Espero que você esteja bem e saudável. Sei que não estamos em nossos melhores dias. A essa altura a quarentena já está cobrando o seu preço. Estamos mais irritados, mais solitários, mais tristonhos. Não sei se acontece o mesmo com você, mas ando com uma dificuldade imensa para me concentrar. As contas continuam chegando, mas o dinheiro já está no fim. É difícil encontrar alguma tarefa que me tire completamente do dia-a-dia. Escrevo um pouco, desenho um pouco, navego um pouco e passo o dia torcendo para o pesadelo acabar. Enquanto isso sempre temos os livros.
O que você está fazendo para passar o tempo dentro de casa?
Quando eu era criança, alternava as aventuras na mata com longas horas de leitura trancado no quarto, devorando clássicos como Viagem ao Centro da Terra, A Ilha do Tesouro, Caninos Brancos e as aventuras de Sherlock Holmes e ficava com essa sensação de que enquanto eu tivesse um livro nas mãos, minha mente não poderia ser confinada.
Uma vez caiu nas minhas mãos uma revista “Planeta”, especial sobre yoga e meditação e eu descobri o relato de algumas pessoas que literalmente libertavam sua mente do corpo para viajar pelo cosmos. Tentei aquilo por algum tempo, mas era difícil me manter quieto.

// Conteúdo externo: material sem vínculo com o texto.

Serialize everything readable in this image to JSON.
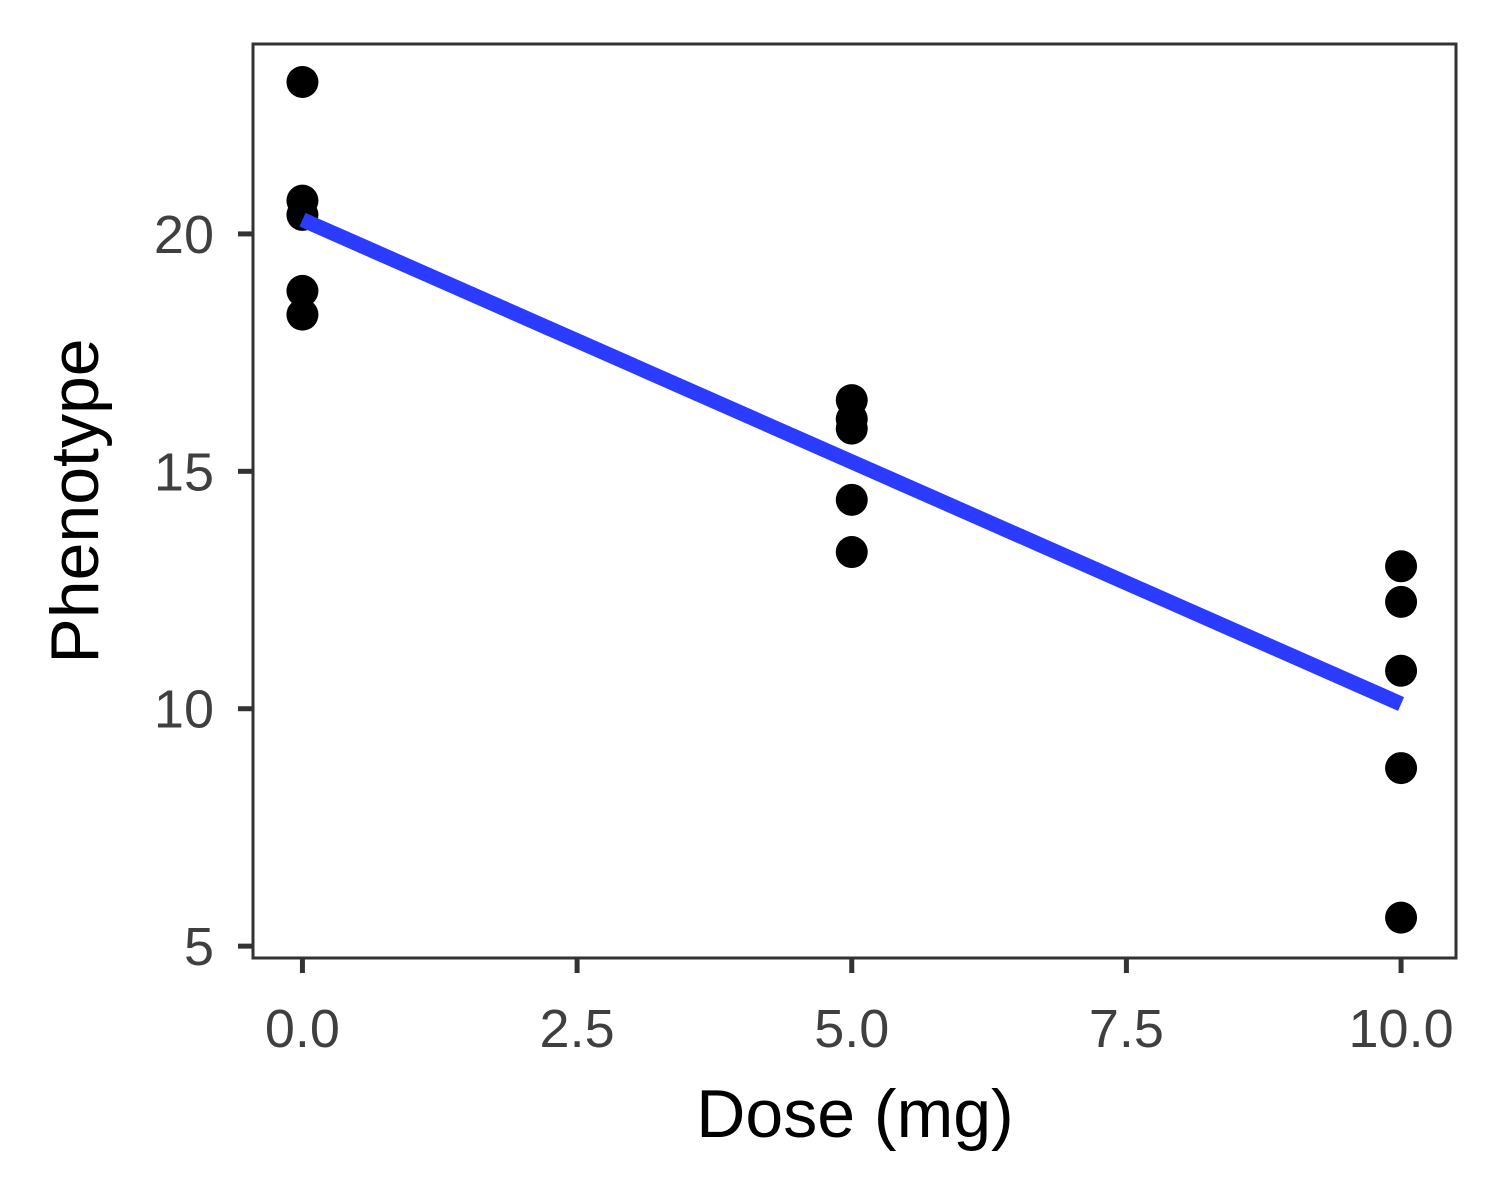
{
  "chart_data": {
    "type": "scatter",
    "title": "",
    "xlabel": "Dose (mg)",
    "ylabel": "Phenotype",
    "xlim": [
      -0.45,
      10.5
    ],
    "ylim": [
      4.75,
      24.0
    ],
    "x_ticks": [
      0,
      2.5,
      5,
      7.5,
      10
    ],
    "x_tick_labels": [
      "0.0",
      "2.5",
      "5.0",
      "7.5",
      "10.0"
    ],
    "y_ticks": [
      5,
      10,
      15,
      20
    ],
    "y_tick_labels": [
      "5",
      "10",
      "15",
      "20"
    ],
    "grid": false,
    "series": [
      {
        "kind": "points",
        "color": "#000000",
        "points": [
          {
            "x": 0,
            "y": 23.2
          },
          {
            "x": 0,
            "y": 20.7
          },
          {
            "x": 0,
            "y": 20.4
          },
          {
            "x": 0,
            "y": 18.8
          },
          {
            "x": 0,
            "y": 18.3
          },
          {
            "x": 5,
            "y": 16.5
          },
          {
            "x": 5,
            "y": 16.1
          },
          {
            "x": 5,
            "y": 15.9
          },
          {
            "x": 5,
            "y": 14.4
          },
          {
            "x": 5,
            "y": 13.3
          },
          {
            "x": 10,
            "y": 13.0
          },
          {
            "x": 10,
            "y": 12.25
          },
          {
            "x": 10,
            "y": 10.8
          },
          {
            "x": 10,
            "y": 8.75
          },
          {
            "x": 10,
            "y": 5.6
          }
        ]
      },
      {
        "kind": "fit-line",
        "color": "#2b3bff",
        "x": [
          0,
          10
        ],
        "y": [
          20.3,
          10.1
        ]
      }
    ]
  }
}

Talvez por causa dessas histórias a quarentena não me incomode tanto. Sinto falta das pessoas, claro, mas o silêncio sempre foi um lugar que considerei confortável. O silêncio tem gosto de casa.
É com a ajuda desse moleque estranho que fui um dia que eu tenho lutado contra esses dias sombrios. Navegamos juntos por mares misteriosos e nos aprofundamos em cavernas cheias de monstros jurássicos. Transmitimos nossa mente para as estrelas e assistimos juntos a ascensão e queda de impérios galácticos. Minha mãe já sabia que eu não importava de ficar de castigo. É bom o vírus saber o mesmo.
Fique bem.
Grande abraço,
Diego

#Uma palavra para o fim do mundo

A morte tilintava a colher na xícara de café. A tranquilidade do seu sorriso era mais assustadora do que a arma sobre a mesa ou o seu currículo de assassinatos. Encontrá-lo na cozinha era o suficiente para saber que o jogo tinha terminado.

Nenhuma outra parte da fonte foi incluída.